La conclusione del Giubileo della Misericordia è stata segnata da un evento di grande gioia: la nomina e l’installazione del nuovo Arcivescovo di N’Djamena, monsignor Edmond Djitanagar. La Messa, a cui hanno partecipato più di cinquemila persone, ha visto la presenza anche di numerosi Vescovi dell’Africa centrale. Fra questi c’era anche l’Arcivescovo di Bangui, nominato recentemente cardinale. Quest’ultimo, prima di ripartire, ha rilasciato un’intervista a un giornale locale, parlando della situazione in Centrafrica. Mi ha molto colpito il racconto di una sua visita nel quartiere PK5 che è la roccaforte dei jiahadisti di Bangui. Era partito insieme a una delegazione, formata da cattolici protestanti e musulmani per consegnare un messaggio di pace. A un certo punto, nel corteo, si è inserita anche una capretta e quando si sono fermati anche lei si è fermata e quando sono partiti, anche lei è ripartita insieme a loro. Il cardinale ha commentato: “Anche gli animali capiscono l’importanza della pace”. Nel messaggio consegnato si insisteva soprattutto sul comandamento “Non ucciderai”. I jihadisti, colpiti dal coraggio dell’Arcivescovo che era venuto a fargli visita, hanno deciso così di rilasciare un prigioniero che era già stato condannato a morte.

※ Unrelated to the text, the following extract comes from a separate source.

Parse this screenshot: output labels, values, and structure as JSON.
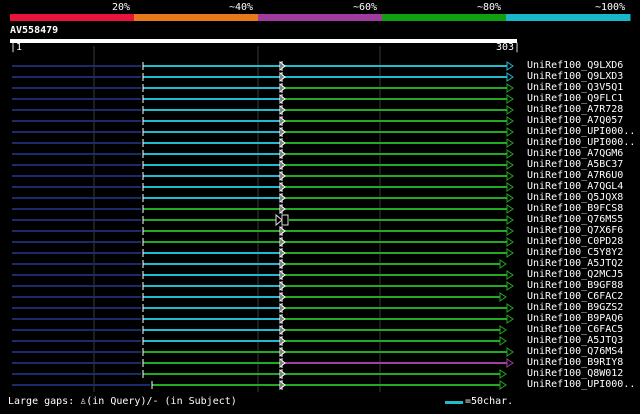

C’è un ecumenismo del sangue, un ecumenismo della sofferenza, che ci permette di progredire nell’unità visibile fra le chiese e che diventa una forza grande davanti alla minaccia dell’estremismo e della violenza. Ne ho avuto un’ulteriore prova alcuni mesi fa, dopo la morte del p. Jacques Hamel, ucciso in Francia alla fine della Messa, nella chiesa di Saint Etienne di Rouvray. Un amico delle chiesa protestante, il pastore Yake, è venuto a farmi visita e a esprimermi il suo dolore e il suo rammarico per questo tragico avvenimento. Il suo modo di parlare, talvolta, mi fa un po’ sorridere perché non smette di ripetere che questi eventi rivelano che la fine del mondo è vicina. Lo dice, non in modo minaccioso come i testimoni di Geova, ma con la luce della fede che permette di vedere l’invisibile e di restare saldi nelle prove. Queste sue parole allora mi incoraggiano molto e mi spingono a andare avanti a credere che il male, per quanto si presenti forte e invincibile, è in verità prigioniero di se stesso (Sap 17,15). Il bene invece, per quanto piccolo e insignificante agli occhi del mondo, porta sempre frutto. Benedetto XVI diceva che nel mondo i deserti esteriori avanzano perché aumentano i deserti interiori. Potremmo allora impegnarci a frenare questi deserti attraverso una cintura verde interiore, fatta di gesti di accoglienza e di rispetto della dignità di ogni persona. Il libro della Genesi ci ricorda che a un certo punto Abramo, nostro padre nella fede, smette di costruire altari e inizia a piantare alberi, perché capisce che la comunione col Signore è più di carattere conviviale che cultuale. Proprio all’ombra degli alberi, riceve l’annuncio definitivo della nascita del figlio della promessa.
Chiunque è dalla verità dell’amore, ascolta veramente la parola di Gesù, lo accoglie e riceve il potere di diventare figlio di Dio. La nuova nascita del Signore nella nostra storia ci conceda di rinascere in questa fede.